Recensione Berberian Sound Studio (2012)

Berberian Sound Studio ha il gran merito di mostrare nei dettagli un ambito tecnico relativamente poco conosciuto dal pubblico: la post-produzione audio.

Il rumore della paura

Da buon musicista, Peter Strickland non si accontenta di realizzare un semplice lungometraggio, ma compone una sinfonia visivo-sonora di orrori e visioni. Il membro dei Sonic Catering Band esplora i due universi che conosce meglio, il cinema e la musica, dando vita a un doppio omaggio che sarà apprezzato in particolar modo dai cultori dei B movie horror anni '70. L'anno in cui è ambientato Berberian Sound Studio è, per l'appunto, il 1976 e la location del titolo è uno scalcinato studio italiano di post-produzione in cui vengono doppiati i peggiori horror, pieni di sesso ed effettacci speciali. Peter Strickland non teme il giudizio del pubblico. La sua è un'opera di nicchia, di difficile collocazione e di ancor più difficile catalogazione. Non è un horror nel vero senso del termine, anche se ne mutua il look, l'atmosfera, i colori e i personaggi. E' un film sul cinema che parte in maniera concreta e realistica per poi deviare verso la dimensione onirica, rimescolando le carte e giocando con lo spettatore che, da un certo punto in poi, è destinato a non comprendere più ciò che sta vedendo sul grande schermo.

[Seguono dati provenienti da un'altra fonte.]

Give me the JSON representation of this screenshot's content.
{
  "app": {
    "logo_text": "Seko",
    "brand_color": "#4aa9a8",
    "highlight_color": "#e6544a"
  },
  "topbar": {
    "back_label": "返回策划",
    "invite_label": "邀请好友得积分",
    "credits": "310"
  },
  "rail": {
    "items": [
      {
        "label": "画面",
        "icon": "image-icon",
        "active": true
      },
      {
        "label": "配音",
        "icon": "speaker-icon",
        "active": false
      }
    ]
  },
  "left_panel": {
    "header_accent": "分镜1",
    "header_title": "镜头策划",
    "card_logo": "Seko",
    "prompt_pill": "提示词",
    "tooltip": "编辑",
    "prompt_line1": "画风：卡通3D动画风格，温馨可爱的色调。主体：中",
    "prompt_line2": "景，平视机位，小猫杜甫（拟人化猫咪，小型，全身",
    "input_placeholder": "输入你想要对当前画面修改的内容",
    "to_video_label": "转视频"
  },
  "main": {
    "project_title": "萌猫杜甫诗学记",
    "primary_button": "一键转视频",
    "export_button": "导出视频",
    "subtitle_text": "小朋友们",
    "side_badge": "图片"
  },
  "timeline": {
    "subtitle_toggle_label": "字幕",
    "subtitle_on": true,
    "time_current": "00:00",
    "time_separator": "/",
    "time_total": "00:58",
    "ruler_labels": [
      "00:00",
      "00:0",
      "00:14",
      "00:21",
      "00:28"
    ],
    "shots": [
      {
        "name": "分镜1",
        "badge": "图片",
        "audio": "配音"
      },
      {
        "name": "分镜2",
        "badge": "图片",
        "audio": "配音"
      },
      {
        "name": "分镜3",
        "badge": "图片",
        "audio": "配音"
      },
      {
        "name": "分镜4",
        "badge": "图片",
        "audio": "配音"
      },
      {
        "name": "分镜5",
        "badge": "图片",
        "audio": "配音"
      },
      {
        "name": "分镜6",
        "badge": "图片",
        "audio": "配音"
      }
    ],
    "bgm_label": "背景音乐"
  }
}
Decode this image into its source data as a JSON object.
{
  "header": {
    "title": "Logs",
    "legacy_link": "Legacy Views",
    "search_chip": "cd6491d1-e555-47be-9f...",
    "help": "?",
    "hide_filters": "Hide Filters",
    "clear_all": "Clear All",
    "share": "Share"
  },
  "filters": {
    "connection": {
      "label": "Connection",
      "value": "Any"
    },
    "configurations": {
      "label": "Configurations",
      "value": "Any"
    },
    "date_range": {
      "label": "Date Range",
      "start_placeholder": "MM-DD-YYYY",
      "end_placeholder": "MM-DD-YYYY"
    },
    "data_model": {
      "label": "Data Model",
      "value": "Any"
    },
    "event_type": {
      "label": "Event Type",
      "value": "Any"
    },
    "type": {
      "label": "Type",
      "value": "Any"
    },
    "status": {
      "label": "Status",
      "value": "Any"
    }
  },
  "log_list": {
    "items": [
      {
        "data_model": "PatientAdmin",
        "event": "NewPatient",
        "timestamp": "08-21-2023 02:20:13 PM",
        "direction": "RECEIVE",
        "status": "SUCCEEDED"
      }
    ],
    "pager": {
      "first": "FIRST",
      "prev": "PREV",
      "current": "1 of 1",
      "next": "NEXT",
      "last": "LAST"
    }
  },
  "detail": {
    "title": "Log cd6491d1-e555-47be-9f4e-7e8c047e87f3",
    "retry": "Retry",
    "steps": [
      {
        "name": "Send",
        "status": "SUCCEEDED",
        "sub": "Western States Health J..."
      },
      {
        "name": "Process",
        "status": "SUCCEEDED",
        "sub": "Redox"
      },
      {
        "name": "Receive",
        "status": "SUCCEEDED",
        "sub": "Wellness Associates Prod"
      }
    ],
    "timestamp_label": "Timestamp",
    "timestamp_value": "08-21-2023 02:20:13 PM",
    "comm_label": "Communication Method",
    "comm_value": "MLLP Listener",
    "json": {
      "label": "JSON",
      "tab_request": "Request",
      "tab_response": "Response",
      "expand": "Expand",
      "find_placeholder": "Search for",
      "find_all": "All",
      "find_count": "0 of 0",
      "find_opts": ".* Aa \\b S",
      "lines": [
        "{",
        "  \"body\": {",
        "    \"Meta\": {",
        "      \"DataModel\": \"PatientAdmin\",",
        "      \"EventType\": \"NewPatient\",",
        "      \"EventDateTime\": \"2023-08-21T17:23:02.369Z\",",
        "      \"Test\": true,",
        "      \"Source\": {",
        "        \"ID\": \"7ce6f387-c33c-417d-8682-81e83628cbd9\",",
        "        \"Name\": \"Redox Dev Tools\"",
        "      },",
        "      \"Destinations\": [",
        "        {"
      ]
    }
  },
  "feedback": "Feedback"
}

Fin dalle prime inquadrature e dai suggestivi titoli color sangue del film nel film, l'horror fittizio 'Il vortice equestre', i colori innaturali, l'ambientazione claustrofobica, i volti e le pettinature dei personaggi (soprattutto quelli femminili) richiamano alla mente le pellicole di Fulci, Bava, Lenzi, Margheriti e del primo Dario Argento. Peter Strickland ricostruisce un mondo nei minimi dettagli mimandone natura e caratteristiche e servendosi dello stesso linguaggio sporco dei film a cui si richiama. In questo universo fatto di registi cialtroni, produttori despoti e attricette pronte a tutto pur di sfondare viene calato un personaggio estreaneo: il timido Gilderoy, stimato tecnico del suono inglese chiamato a supervisionare il missaggio audio dell'horror di Santini (Antonio Mancino). A interpretare Gilderoy troviamo l'eclettico Toby Jones il cui personaggio, nel raffazzonato ambiente cinematografico italiano, si muove come un pesce fuori d'acqua. La mancanza di professionalità dei tecnici, della produzione che latita nei pagamenti, dell'amministrazione e del cast si scontra con la dedizione totale del piccolo tecnico inglese, il quale sfoga ogni pulsione nella sperimentazione di nuovi effetti di sonorizzazione o nelle sporadiche lettere alla madre lontana.
Berberian Sound Studio ha il gran merito di mostrare nei dettagli un ambito tecnico relativamente poco conosciuto dal pubblico: la post-produzione audio. Il film svela i trucchi adottati in un universo artigianale povero di mezzi (oggi si direbbe low budget) per creare gli effetti sonori. In un profluvio di registrazioni di brodo che bolle, cavoli e cocomeri tagliuzzati con violenza, urla simulate e voci distorte viene rivelato un universo per iniziati. Scelta curiosa che conferisce al film una sua originalità distinguendolo dalla massa di horror ambientati su un set. A lungo andare, però, il regista si fa prendere la mano. Se la figura di Gilderoy muta divenendo più ambigua di scena in scena, altrettanto confuse risultano le frequenti soprapposizioni tra realtà e incubo. L'ultima mezz'ora di Berberian Sound Studio cambia passo aprendo a suggestioni pesudolynchiane che però gli fanno perdere di vista quella concretezza tipica dell'universo di riferimento: l'horror all'italiana. La pellicola risulta ambiziosa, ma i suoi intenti non sono troppo chiari e questa confusione rischia di lasciare lo spettatore con più dubbi che altro.